Metin Gurcan is a Turkish security analyst and a columnist for Al-Monitor . A 1998 honors graduate of the Turkish War Academy, Gurcan joined the Turkish Special Forces and served in Afghanistan, Kazakhstan, Kyrgyzstan, Kosovo, and Iraq as a military adviser/liaison officer, and later as an analyst officer in the Turkish General Staff.
Dr. Gurcan obtained an MA in security studies from the U.S. Naval Postgraduate School in Monterey with a thesis analyzing the center-periphery relationship between Baghdad and Iraqi Kurds with a focus on Kirkuk, and a doctorate from Bilkent University with a dissertation titled “Opening the Blackbox: The Transformation of the Turkish Military.”

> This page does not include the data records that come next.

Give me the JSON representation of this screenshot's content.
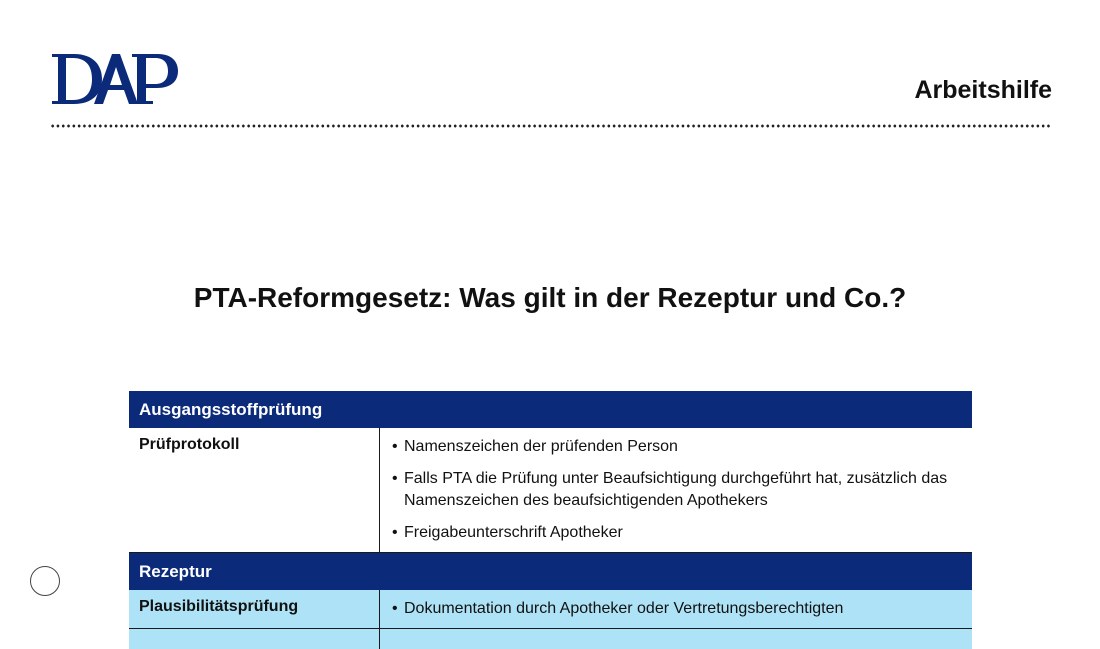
{
  "header": {
    "logo_text": "DAP",
    "doc_type": "Arbeitshilfe"
  },
  "title": "PTA-Reformgesetz: Was gilt in der Rezeptur und Co.?",
  "sections": [
    {
      "heading": "Ausgangsstoffprüfung",
      "rows": [
        {
          "key": "Prüfprotokoll",
          "items": [
            "Namenszeichen der prüfenden Person",
            "Falls PTA die Prüfung unter Beaufsichtigung durchgeführt hat, zusätzlich das Namenszeichen des beaufsichtigenden Apothekers",
            "Freigabeunterschrift Apotheker"
          ]
        }
      ]
    },
    {
      "heading": "Rezeptur",
      "rows": [
        {
          "key": "Plausibilitätsprüfung",
          "items": [
            "Dokumentation durch Apotheker oder Vertretungsberechtigten"
          ]
        }
      ]
    }
  ],
  "colors": {
    "header_blue": "#0b2a7a",
    "row_light_blue": "#aee3f7"
  }
}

In 2014, Gurcan worked as a visiting research fellow in Oxford University’s Changing Character of War (CCW) program; he has been published extensively in Turkish and foreign academic journals on the changing nature of warfare, terrorism, Turkish civil-military relations, military history, and Turkish foreign policy. He is the co-editor of The Gallipoli Campaign: The Turkish Perspective (Routledge, 2016) and author of What Went Wrong in Afghanistan? Understanding Counter-Insurgency in Tribalized Rural Muslim Environments (Helion & Company, 2016).